No one is trolling here. At least not me. That's not my style and people who hang out here should know it.
I don't want to get my posts deleted or threads locked by Ronjor, JRViejo or LWM.


Thanks,


carlos

 

I'm not referring to you my friend. The original poster.

 

Okay. No offense taken then.


Regards,


Carlos

 

From what I have seen MBAM has excellent heuristics, maybe they don't need daily updates for each rogue when they can write a generic detection.

On top of that their IP blocker can wipe out the malware before it even has a chance to install.

 

rogues themselfs are not on the top10 must-have samples for AV analysts, im pretty sure that to them, they aint much to worry about.

and in some ways, i have to agree, Most of them are non-malicious and Most usually come with working un-installers, so i doubt they are the big worry for virus analysts.

... Im pretty sure there are much bigger fish to fry.

& I think this would probably be a similar reply from them.

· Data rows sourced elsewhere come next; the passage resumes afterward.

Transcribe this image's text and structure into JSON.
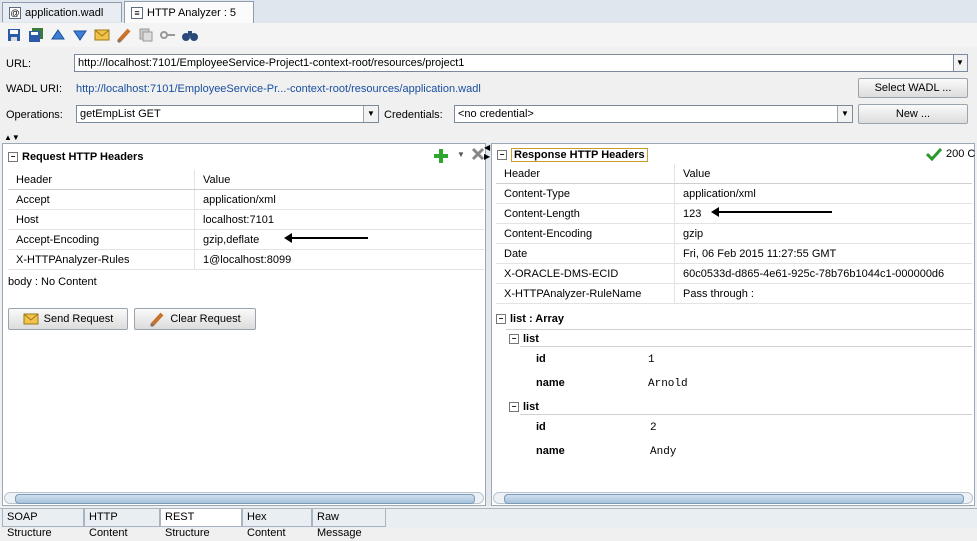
{
  "tabs": [
    {
      "label": "application.wadl",
      "icon": "at-icon"
    },
    {
      "label": "HTTP Analyzer : 5",
      "icon": "document-icon"
    }
  ],
  "toolbar": [
    "save-icon",
    "save-all-icon",
    "move-up-icon",
    "move-down-icon",
    "send-icon",
    "clear-icon",
    "copy-icon",
    "key-icon",
    "binoculars-icon"
  ],
  "form": {
    "url_label": "URL:",
    "url_value": "http://localhost:7101/EmployeeService-Project1-context-root/resources/project1",
    "wadl_label": "WADL URI:",
    "wadl_value": "http://localhost:7101/EmployeeService-Pr...-context-root/resources/application.wadl",
    "select_wadl": "Select WADL ...",
    "operations_label": "Operations:",
    "operations_value": "getEmpList GET",
    "credentials_label": "Credentials:",
    "credentials_value": "<no credential>",
    "new_button": "New ..."
  },
  "request": {
    "title": "Request HTTP Headers",
    "col_header": "Header",
    "col_value": "Value",
    "rows": [
      {
        "header": "Accept",
        "value": "application/xml"
      },
      {
        "header": "Host",
        "value": "localhost:7101"
      },
      {
        "header": "Accept-Encoding",
        "value": "gzip,deflate"
      },
      {
        "header": "X-HTTPAnalyzer-Rules",
        "value": "1@localhost:8099"
      }
    ],
    "body": "body : No Content",
    "send_button": "Send Request",
    "clear_button": "Clear Request"
  },
  "response": {
    "title": "Response HTTP Headers",
    "status": "200 C",
    "col_header": "Header",
    "col_value": "Value",
    "rows": [
      {
        "header": "Content-Type",
        "value": "application/xml"
      },
      {
        "header": "Content-Length",
        "value": "123"
      },
      {
        "header": "Content-Encoding",
        "value": "gzip"
      },
      {
        "header": "Date",
        "value": "Fri, 06 Feb 2015 11:27:55 GMT"
      },
      {
        "header": "X-ORACLE-DMS-ECID",
        "value": "60c0533d-d865-4e61-925c-78b76b1044c1-000000d6"
      },
      {
        "header": "X-HTTPAnalyzer-RuleName",
        "value": "Pass through :"
      }
    ],
    "array_title": "list : Array",
    "lists": [
      {
        "title": "list",
        "id_label": "id",
        "id_value": "1",
        "name_label": "name",
        "name_value": "Arnold"
      },
      {
        "title": "list",
        "id_label": "id",
        "id_value": "2",
        "name_label": "name",
        "name_value": "Andy"
      }
    ]
  },
  "bottom_tabs": [
    "SOAP Structure",
    "HTTP Content",
    "REST Structure",
    "Hex Content",
    "Raw Message"
  ],
  "active_bottom_tab": "REST Structure"
}
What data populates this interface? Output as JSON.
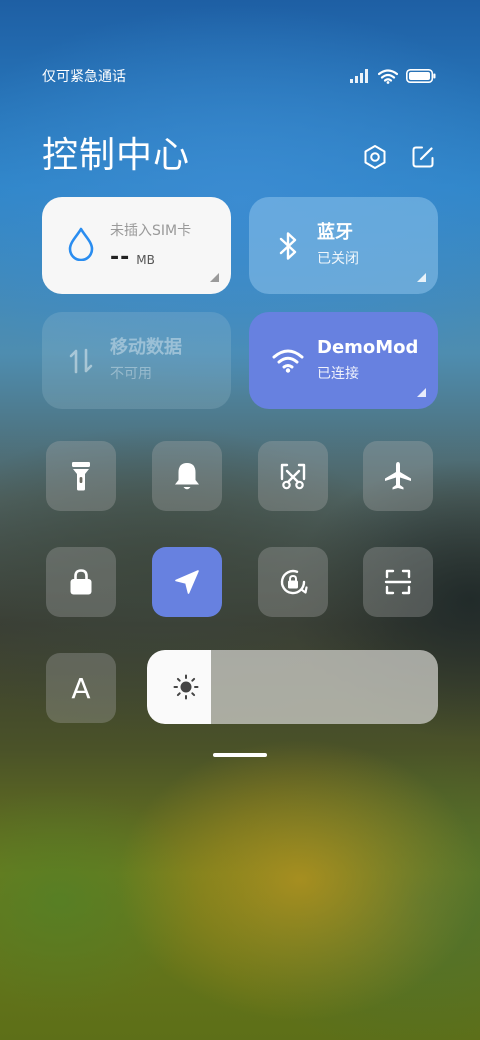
{
  "status_bar": {
    "carrier": "仅可紧急通话",
    "icons": [
      "signal-icon",
      "wifi-icon",
      "battery-icon"
    ]
  },
  "header": {
    "title": "控制中心",
    "actions": [
      "settings-icon",
      "edit-icon"
    ]
  },
  "cards": {
    "data_usage": {
      "label": "未插入SIM卡",
      "value": "--",
      "unit": "MB",
      "icon": "water-drop-icon",
      "active": true
    },
    "bluetooth": {
      "title": "蓝牙",
      "subtitle": "已关闭",
      "icon": "bluetooth-icon",
      "active": false
    },
    "mobile_data": {
      "title": "移动数据",
      "subtitle": "不可用",
      "icon": "data-arrows-icon",
      "enabled": false
    },
    "wifi": {
      "title": "DemoMod",
      "subtitle": "已连接",
      "icon": "wifi-icon",
      "active": true
    }
  },
  "toggles_row1": [
    {
      "name": "flashlight",
      "icon": "flashlight-icon",
      "active": false
    },
    {
      "name": "ring",
      "icon": "bell-icon",
      "active": false
    },
    {
      "name": "screenshot",
      "icon": "scissors-icon",
      "active": false
    },
    {
      "name": "airplane",
      "icon": "airplane-icon",
      "active": false
    }
  ],
  "toggles_row2": [
    {
      "name": "lock-screen",
      "icon": "lock-icon",
      "active": false
    },
    {
      "name": "location",
      "icon": "location-arrow-icon",
      "active": true
    },
    {
      "name": "auto-rotate",
      "icon": "rotation-lock-icon",
      "active": false
    },
    {
      "name": "scan",
      "icon": "scan-icon",
      "active": false
    }
  ],
  "auto_brightness": {
    "icon": "font-a-icon",
    "label": "A"
  },
  "brightness": {
    "level": 0.22,
    "icon": "sun-icon"
  },
  "colors": {
    "accent": "#6781e0",
    "tile_bg": "rgba(175,175,175,0.32)",
    "card_white": "#f7f7f7",
    "drop_blue": "#2a8df0"
  }
}
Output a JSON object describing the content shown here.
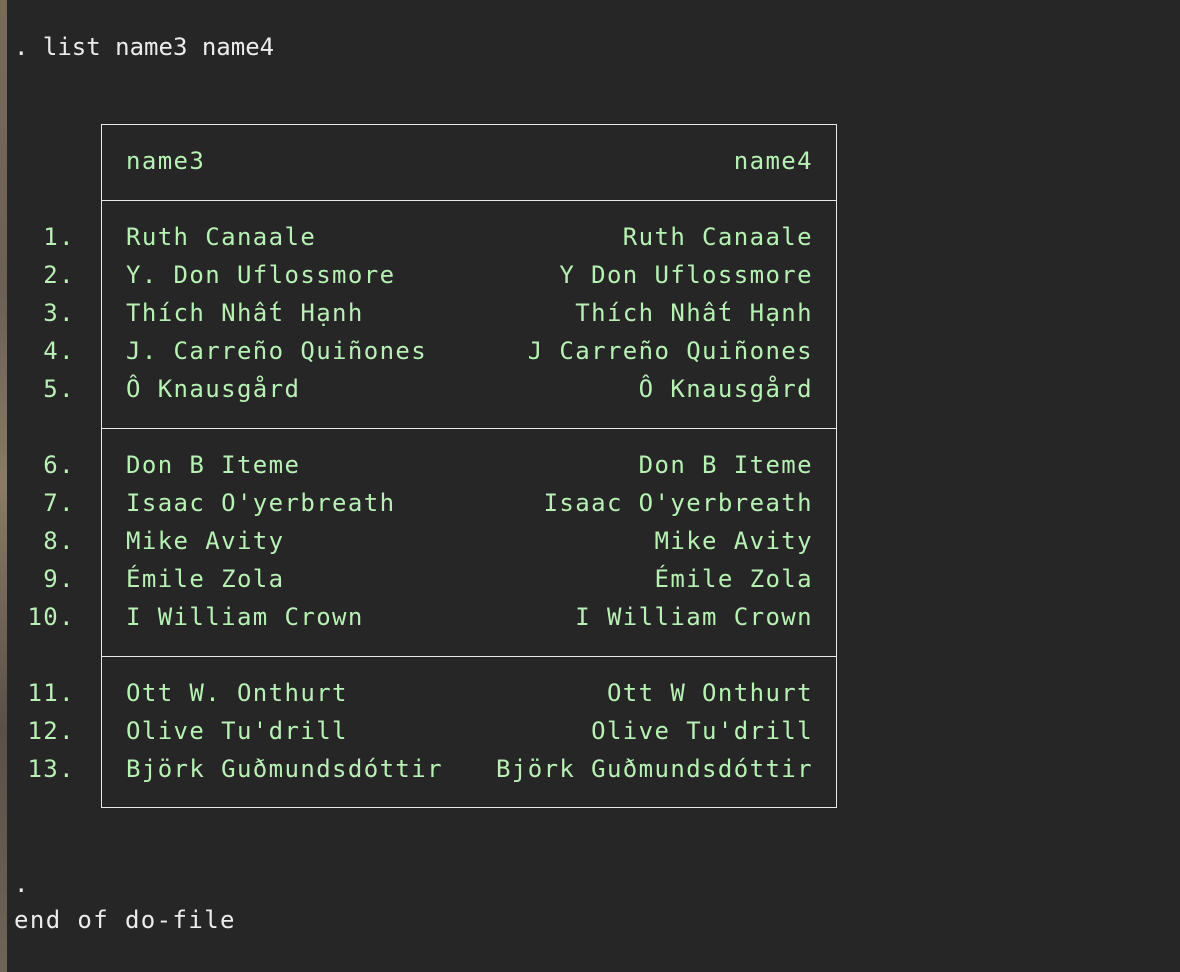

Software like MBAM might be good at detecting this sort of thing, but its detection is really rather poor on the whole, and there is quite a few false alarms from it too.

 

Are you serious?

How would you consider a software that locks your [.exe ] extensions and virtually stops you from running anything on your PC posting fake messages like this one [just an example: “winword.exe is infected with the worm xyzxyz. Please purchase the full version of “Rogue AV xyz” to get full protection”]...so it doesn't even allow you to open your Word processor.
I've seen that many times, computers being held as hostages until you purchase a deceiving product that claims to do something it doesn't.

Besides, those Rogues are blended threats. They usually don't install alone by themselves but come bundled with Vundo, TLD3 rootkit, TDSS rootkit, Koobface worm, and who knows what else.

To me, Rogue AVs are very, very, very malicious. Period

Thanks.

Carlos

 

I can't believe I'm reading this on a security forum.
Yesterday I worked for 2 hours to get rid of a rogue on someone's machine. IE was hijacked, and he could go nowhere on the internet.
The same scenario 2 weeks ago on someone elses computer. The thing was rendered useless.

 

I agree, Rogue AV programs can do a LOT more than just annoy you with fake warnings. But we're veering off the subject. The answers received in this thread are about as good as it is going to get in explaining why MBAM is used sometimes in AV tests. MBAM is a second opinion and that's it.